By James Hamilton, J.D., LL.M.
According to a recently released transcript of the SEC’s roundtable on Rule 12b-1 fees, Richard Phillips of Kirkpatrick & Lockhart Preston Gates Ellis expressed strong support for externalizing such fees. Importantly, externalization would eliminate what Mr. Phillips believes is the most persistent and misguided criticism of the fund industry, namely that some very sophisticated observers do not seem to understand that 12b-1 fees are really largely a substitute for the front-end load. They condemn it as a hidden subsidy, a view that Mr. Phillips called misguided.
In his view, externalization would provide dollars and cents disclosure at the point of sale and the confirmation, and in account statements; and shareholders would know what they were paying for. Another benefit of externalization would be that directors would not have the duty of determining if a charge is reasonable, which duty makes them uncomfortable. It would also reduce complexity.
While the Kirkpatrick partner believes that the fund industry would be much better off with externalization, he acknowledged that there would be costs, Systems would have to be changed to accommodate each shareholder account.

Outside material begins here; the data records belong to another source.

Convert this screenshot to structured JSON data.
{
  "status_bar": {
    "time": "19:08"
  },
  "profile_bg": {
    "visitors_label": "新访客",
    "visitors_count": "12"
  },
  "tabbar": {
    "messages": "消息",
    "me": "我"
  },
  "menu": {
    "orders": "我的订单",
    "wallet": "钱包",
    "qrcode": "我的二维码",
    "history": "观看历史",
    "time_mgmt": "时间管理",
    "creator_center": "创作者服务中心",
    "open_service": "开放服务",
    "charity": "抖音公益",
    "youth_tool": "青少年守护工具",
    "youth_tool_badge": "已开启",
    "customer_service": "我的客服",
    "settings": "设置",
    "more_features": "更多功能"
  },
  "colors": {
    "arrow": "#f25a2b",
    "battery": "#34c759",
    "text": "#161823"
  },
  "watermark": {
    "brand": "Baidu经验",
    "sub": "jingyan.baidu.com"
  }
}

But he added that the fund industry is very sophisticated technologically and could handle it.
In a recent letter to the SEC, the Investment Company Institute raised strong objections to suggestions raised at the roundtable to externalize the fee, assessing it at the individual account level rather than deducting it from fund assets. Proponents have argued that an account level charge would make the fee more transparent and allow investors to more easily make price comparisons, said the ICI, which countered that externalization would increase investors' tax costs, reduce the tax efficiency of funds, and require extensive overhaul of fund operating and recordkeeping systems.